Context – While EU leaders are proud of the global uptake of GDPR-style regulations, many privacy advocates and Big Tech critics are extremely frustrated that the GDPR has not resulted in large penalties being imposed on US digital giants. They often blame the “One-Stop-Shop” policy and criticize the risk-averse privacy regulators in Ireland and Luxembourg, the two countries that are home to the European Headquarters of most of the largest US digital firms. This decision certainly appears to stand that criticism on its head, especially if the case is based on the contention that advertising that goes on within the Amazon website based on user activity on the Amazon website is a violation of the GDPR, as that would be a first. The role of national data protection authorities besides the lead authority to bring GDPR complaints to national courts has also recently been expanded by Europe’s highest court, further weakening the one-stop-shop regime.

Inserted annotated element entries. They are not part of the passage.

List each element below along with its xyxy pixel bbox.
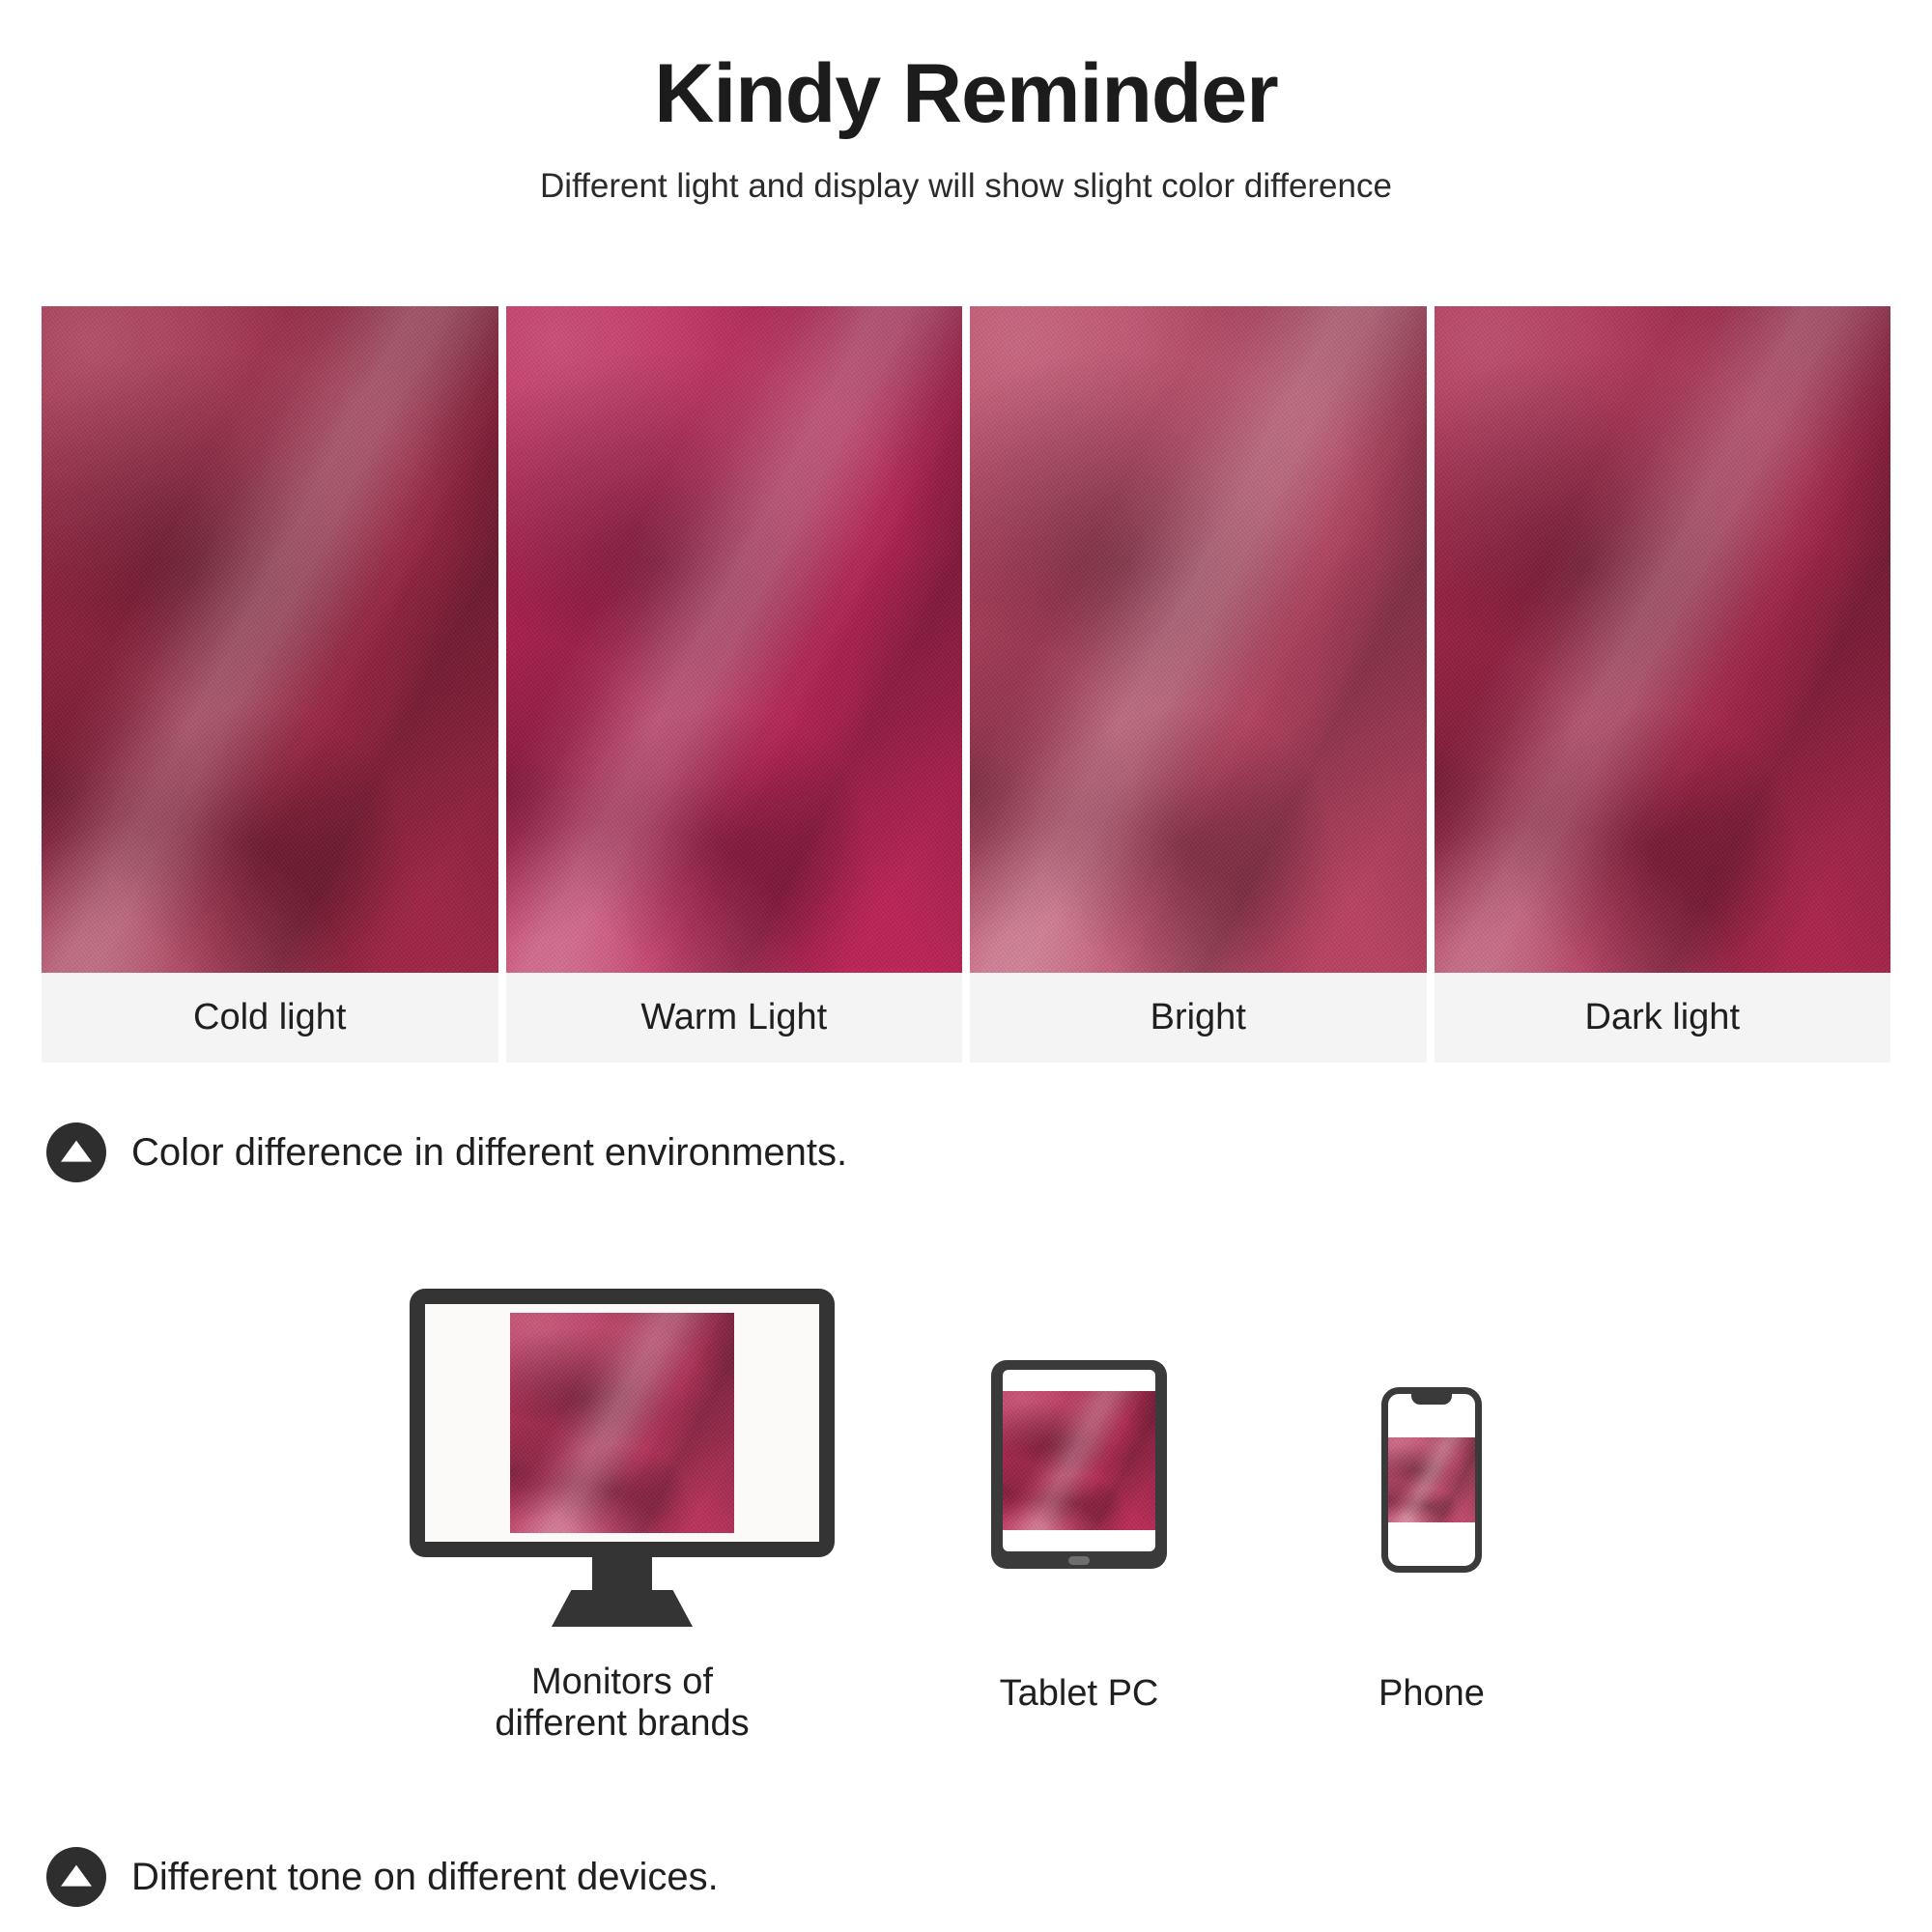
note-device-tone: Different tone on different devices. bbox=[46, 1847, 719, 1907]
device-label-tablet: Tablet PC bbox=[972, 1673, 1186, 1715]
tablet-icon bbox=[991, 1360, 1167, 1569]
fabric-weave-texture bbox=[970, 306, 1427, 973]
monitor-icon bbox=[410, 1289, 835, 1627]
page-title: Kindy Reminder bbox=[0, 50, 1932, 137]
note-text: Color difference in different environmen… bbox=[131, 1131, 847, 1174]
note-text: Different tone on different devices. bbox=[131, 1856, 719, 1898]
phone-icon bbox=[1381, 1387, 1482, 1573]
monitor-frame bbox=[410, 1289, 835, 1557]
fabric-swatch-image bbox=[506, 306, 963, 973]
monitor-neck bbox=[592, 1557, 652, 1590]
fabric-weave-texture bbox=[1388, 1437, 1475, 1522]
swatch-label: Dark light bbox=[1435, 973, 1891, 1063]
swatch-label: Warm Light bbox=[506, 973, 963, 1063]
lighting-comparison-row: Cold light Warm Light bbox=[42, 306, 1890, 1063]
phone-notch bbox=[1411, 1392, 1452, 1405]
fabric-weave-texture bbox=[42, 306, 498, 973]
note-color-difference: Color difference in different environmen… bbox=[46, 1122, 847, 1182]
swatch-cold-light: Cold light bbox=[42, 306, 498, 1063]
tablet-fabric-image bbox=[1003, 1391, 1155, 1530]
fabric-weave-texture bbox=[506, 306, 963, 973]
monitor-stand-base bbox=[552, 1590, 693, 1627]
phone-fabric-image bbox=[1388, 1437, 1475, 1522]
swatch-bright: Bright bbox=[970, 306, 1427, 1063]
triangle-up-circle-icon bbox=[46, 1847, 106, 1907]
phone-frame bbox=[1381, 1387, 1482, 1573]
page-subtitle: Different light and display will show sl… bbox=[0, 166, 1932, 207]
fabric-swatch-image bbox=[1435, 306, 1891, 973]
swatch-label: Bright bbox=[970, 973, 1427, 1063]
fabric-weave-texture bbox=[510, 1313, 734, 1533]
monitor-fabric-image bbox=[510, 1313, 734, 1533]
monitor-screen bbox=[425, 1304, 819, 1542]
swatch-label: Cold light bbox=[42, 973, 498, 1063]
fabric-weave-texture bbox=[1435, 306, 1891, 973]
tablet-frame bbox=[991, 1360, 1167, 1569]
swatch-dark-light: Dark light bbox=[1435, 306, 1891, 1063]
device-label-phone: Phone bbox=[1350, 1673, 1513, 1715]
device-label-monitor: Monitors of different brands bbox=[410, 1662, 835, 1744]
header: Kindy Reminder Different light and displ… bbox=[0, 0, 1932, 207]
fabric-weave-texture bbox=[1003, 1391, 1155, 1530]
fabric-swatch-image bbox=[970, 306, 1427, 973]
fabric-swatch-image bbox=[42, 306, 498, 973]
tablet-home-button bbox=[1068, 1556, 1090, 1565]
swatch-warm-light: Warm Light bbox=[506, 306, 963, 1063]
triangle-up-circle-icon bbox=[46, 1122, 106, 1182]
tablet-screen bbox=[1003, 1370, 1155, 1551]
device-comparison-row: Monitors of different brands Tablet PC P… bbox=[0, 1275, 1932, 1816]
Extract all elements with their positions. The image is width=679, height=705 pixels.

State AGs Not Giving Up on Facebook Suit – Will Appeal Recent Dismissal Setback
Report from the New York Times
In Brief – The Attorney General of New York, who led the coalition of attorneys general from 47 states and the District of Columbia that filed a federal antitrust suit in December accusing Facebook of anticompetitive conduct over nearly a decade, has announced that the coalition would be appealing the recent ruling of Federal Judge Jame Boasberg to dismiss the states’ high-profile suit. Their complaint focused on Facebook’s acquisitions of Instagram (2012) and WhatsApp (2014), portraying them as illegal efforts to shutdown social media competitors, and called for the acquisitions to be unwound. The Federal Trade Commission (FTC) filed a parallel antitrust suit. Judge Boasberg created a stir in June by granting the Facebook motions to dismiss against both the FTC and State AG complaints. While the FTC was granted 30 days, since extended by an additional three weeks, to refile its complaint to address the shortcomings noted by the judge, the State AGs’ lawsuit was dismissed in its entirety on the grounds that the AGs had waited too long after the Instagram and WhatsApp acquisitions to bring their legal claims.

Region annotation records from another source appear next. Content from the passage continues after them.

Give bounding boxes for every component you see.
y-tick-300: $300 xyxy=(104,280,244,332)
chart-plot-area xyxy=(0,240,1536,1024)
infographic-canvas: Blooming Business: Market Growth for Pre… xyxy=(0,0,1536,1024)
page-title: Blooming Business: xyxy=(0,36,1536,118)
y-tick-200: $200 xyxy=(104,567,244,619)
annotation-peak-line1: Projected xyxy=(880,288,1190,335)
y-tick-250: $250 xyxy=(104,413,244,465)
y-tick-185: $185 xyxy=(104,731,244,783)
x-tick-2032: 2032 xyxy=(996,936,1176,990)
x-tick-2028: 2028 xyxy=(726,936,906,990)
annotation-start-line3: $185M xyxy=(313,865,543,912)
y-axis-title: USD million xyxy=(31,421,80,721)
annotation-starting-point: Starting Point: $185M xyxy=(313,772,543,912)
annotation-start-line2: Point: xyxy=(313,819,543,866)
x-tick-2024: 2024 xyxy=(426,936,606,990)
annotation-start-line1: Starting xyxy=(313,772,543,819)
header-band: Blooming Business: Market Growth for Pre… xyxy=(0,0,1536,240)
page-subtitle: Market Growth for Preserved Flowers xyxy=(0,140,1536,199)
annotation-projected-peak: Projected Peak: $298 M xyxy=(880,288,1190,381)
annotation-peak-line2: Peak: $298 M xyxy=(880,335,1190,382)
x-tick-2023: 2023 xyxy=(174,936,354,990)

Context – Last December’s FTC and State AG lawsuits, which included nearly every State AG on the same complaint, offered a greater sense of unity and clarity than the collection of four suits targeting Google, covering search, advertising and, most recently, the Play Store. However, Boasberg’s unexpected dismissals sent a clear message that legal precedents and judges will have a major impact on the process in the US, writing in his FTC dismissal that “It is almost as if the agency expects the court to simply nod to the conventional wisdom that Facebook is a monopolist.” While the FTC, which reportedly recently ended the relationship with the key economic consultant that helped craft its complaint, has until August 19 to put forward a new complaint and get its case back on track, the State AGs will now be on a much slower calendar even if the Federal Court of Appeals for the District of Columbia eventually overturns the June dismissal ruling.